One thing he did know, the mystery man in the cap wasn’t coming back for his Tuborg. Eddie carried the bottle and glass to the sink, and poured them out.
Now if there was anything the least bit important about the mystery man, he thought, then he, Eddie Ragan, had his hands full of evidence. Because the guy had almost certainly touched the bottle or the glass, hadn’t he? Eddie had set them both in front of the man, the glass topped with its creamy head, the half-full bottle beside it, and didn’t the man then take hold of them and move them an inch or two closer? Everybody did, it was a reflexive response, even if you weren’t going to take a drink right away.
Or, in this case, ever.
If he’d touched the glass or bottle, he’d probably left his fingerprints. Because he certainly hadn’t been wearing gloves. The cap was an odd touch on a mild day, but there were guys who never went anywhere without a cap, they felt naked without it. Gloves would have been ridiculous, though, gloves would have stuck out like a sore thumb (he had to grin at that one), so the guy had clearly been gloveless, and would have left prints.
An ambitious bartender, he thought, might slip the bottle and the glass into separate plastic bags and set them aside for when the police came calling. Or he might even ring them up over at the Sixth Precinct — he knew a couple of cops there, as far as that went. Hey, got a clue, he could tell them. Give it to the forensics team, lift the prints, check the FBI computer, find out who this dude is.
He laughed, tossed the bottle with the other empties, plunged the glass into the sink. Rinsed it, took it out, polished it with the towel.
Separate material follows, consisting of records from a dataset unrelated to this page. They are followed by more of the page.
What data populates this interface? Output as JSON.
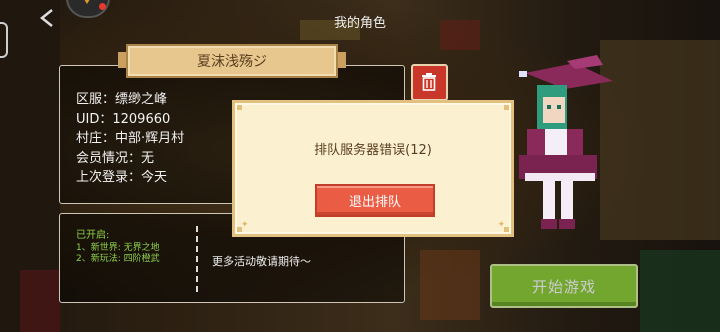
{
  "header": {
    "title": "我的角色"
  },
  "profile": {
    "name": "夏沫浅殇ジ",
    "region": "区服：缥缈之峰",
    "uid": "UID：1209660",
    "village": "村庄：中部·辉月村",
    "membership": "会员情况：无",
    "last_login": "上次登录：今天"
  },
  "activities": {
    "title": "已开启:",
    "items": [
      "1、新世界: 无界之地",
      "2、新玩法: 四阶橙武"
    ],
    "more": "更多活动敬请期待～"
  },
  "start_button": {
    "label": "开始游戏"
  },
  "dialog": {
    "message": "排队服务器错误(12)",
    "exit_label": "退出排队"
  },
  "colors": {
    "dialog_bg": "#fbf0d0",
    "exit_button": "#ea5c43",
    "start_button": "#8fcf3a",
    "green_text": "#8fd14a"
  },
  "icons": [
    "back-chevron-icon",
    "trash-icon",
    "ornament-icon"
  ]
}
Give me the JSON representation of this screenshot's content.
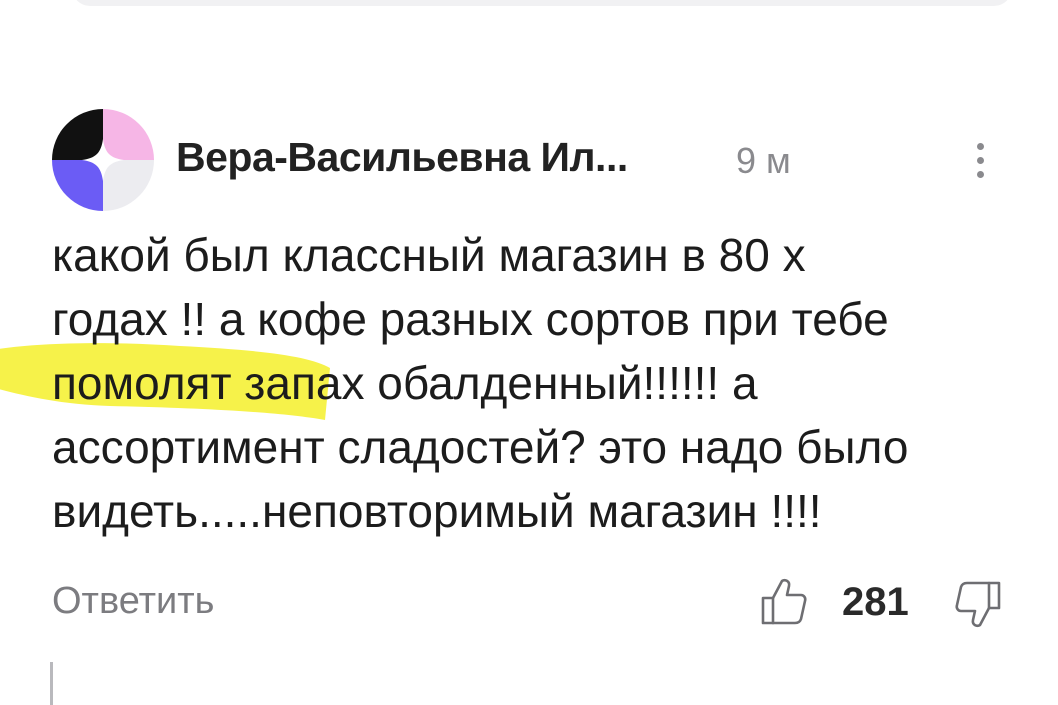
{
  "comment": {
    "author": "Вера-Васильевна Ил...",
    "time": "9 м",
    "text": "какой был классный магазин в 80 х\nгодах !! а кофе разных сортов при тебе\nпомолят запах обалденный!!!!!! а\nассортимент сладостей? это надо было\nвидеть.....неповторимый магазин !!!!",
    "highlight_color": "#f5f02a"
  },
  "actions": {
    "reply_label": "Ответить",
    "likes": "281",
    "like_icon": "thumbs-up-icon",
    "dislike_icon": "thumbs-down-icon"
  },
  "colors": {
    "avatar_black": "#111111",
    "avatar_pink": "#f6b6e6",
    "avatar_purple": "#6b5cf5",
    "avatar_gray": "#ececf0"
  }
}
Not a bad life, he thought. You had time to let your mind wander, time to imagine all sorts of crazy shit.
From his bench in the triangular patch of fenced-in greenery called Christopher Park, the man with the tweed cap had a good view of the entrance of the Kettle of Fish. In the course of half an hour he didn’t notice anyone entering or leaving the bar, but he might not have noticed. His mind wandered, and what he saw, for much of that time, was a series of images that had burned itself into his vision, and, he had to suppose, the vision of everyone in the city, and beyond.
An airplane, gliding effortlessly, inexorably, into a building. A brilliant explosion of yellow at the left, like a flower bursting into bloom.
Two towers standing, their tops spewing smoke and flame.
Then one tower standing.
Then none.
The horror.
The horror and the beauty.
The beauty...
He had lived with his wife in a sprawling three-bedroom apartment in a prewar brick apartment building at Eighty-fourth and Amsterdam. They’d lived there for almost all of their thirty-five-year marriage. When the building went co-op in the early seventies, they’d bought their apartment at the insider’s price, paying a low five-figure price for what was now worth well over a million dollars.